Your child is more likely to have night terrors if either parent had them as a child, or if either parent had a partial arousal sleep disorder such as sleepwalking. There are other causes for night terrors, too. The most common cause is sleep deprivation or a disturbance in a child’s sleep patterns. Stress that causes big changes in their sleep schedule (like traveling to a different time zone, sleep apnea, or fever) can also be contributing factors.
What you can do:
If your child is having a night terror, monitor the child but avoid interfering, as this can worsen the episode.
Make sure your child is physically safe during the night terror.
Put your child to bed earlier – even if by only 30 minutes.
Keep a regular sleep schedule for him.
Don’t talk about the terror with your child in the morning.
If your child is having night terrors two to three times a week at set times during the night (i.e. 2 hours after going to sleep) do the following:
Keep a sleep log.
Plan on the episodes taking at least 7-10 days to diminish.

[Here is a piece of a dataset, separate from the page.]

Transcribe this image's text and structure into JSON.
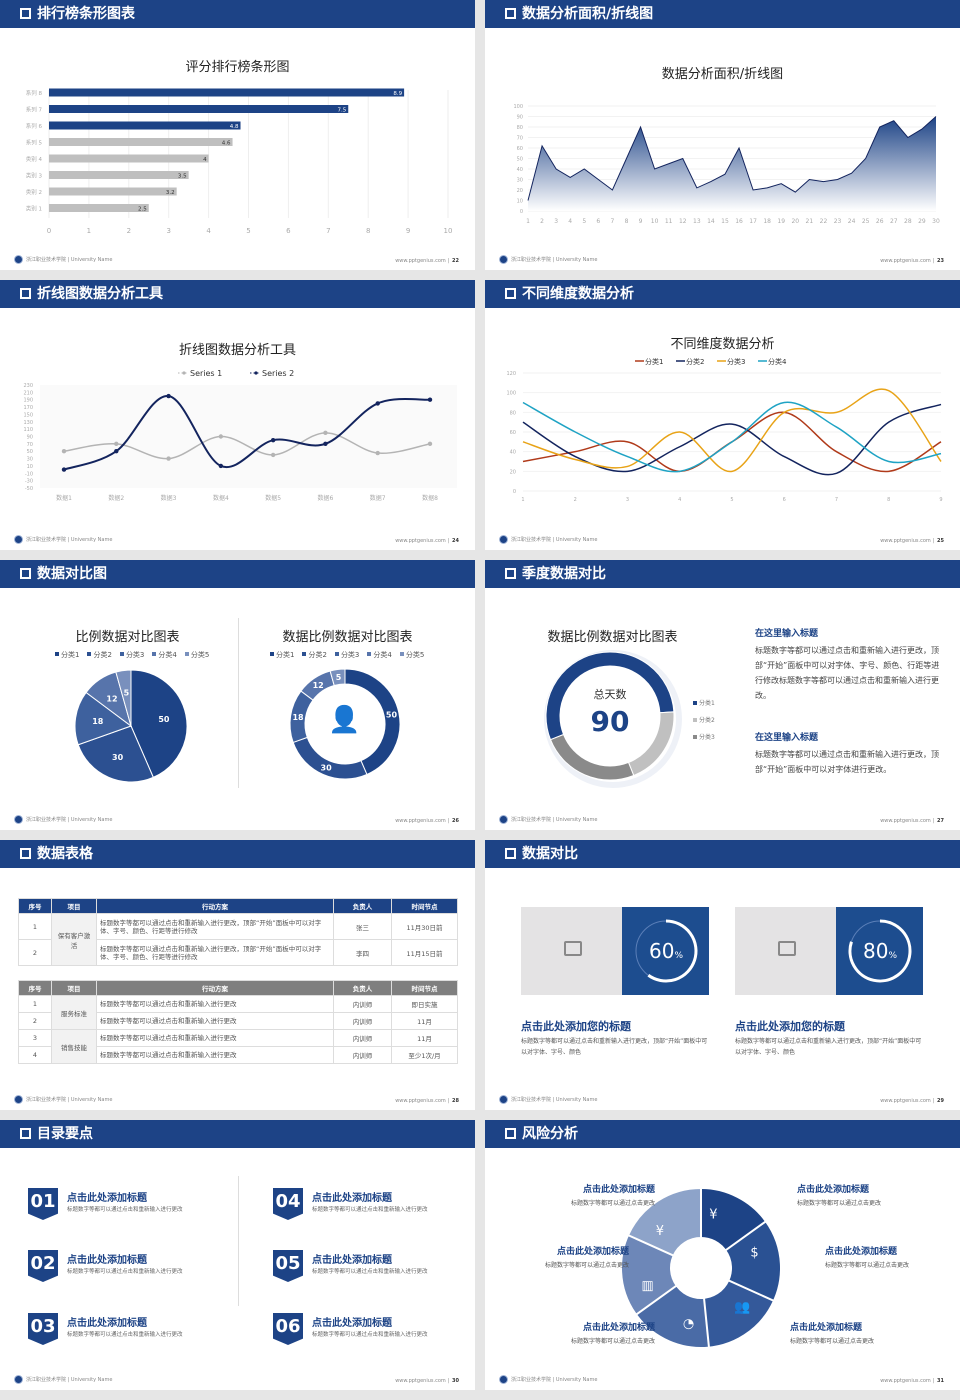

Wake your child 15 minutes prior to the time he usually has an episode to the point where he mumbles, moves, or rolls over.
Do this every night for 7-10 nights in a row.
We said there’d be 20 tips, so what’s the last one? Trust your instincts. Every child is different and you know your child best. If your gut says you should go against one of the aforementioned tips or do something different altogether, run with it.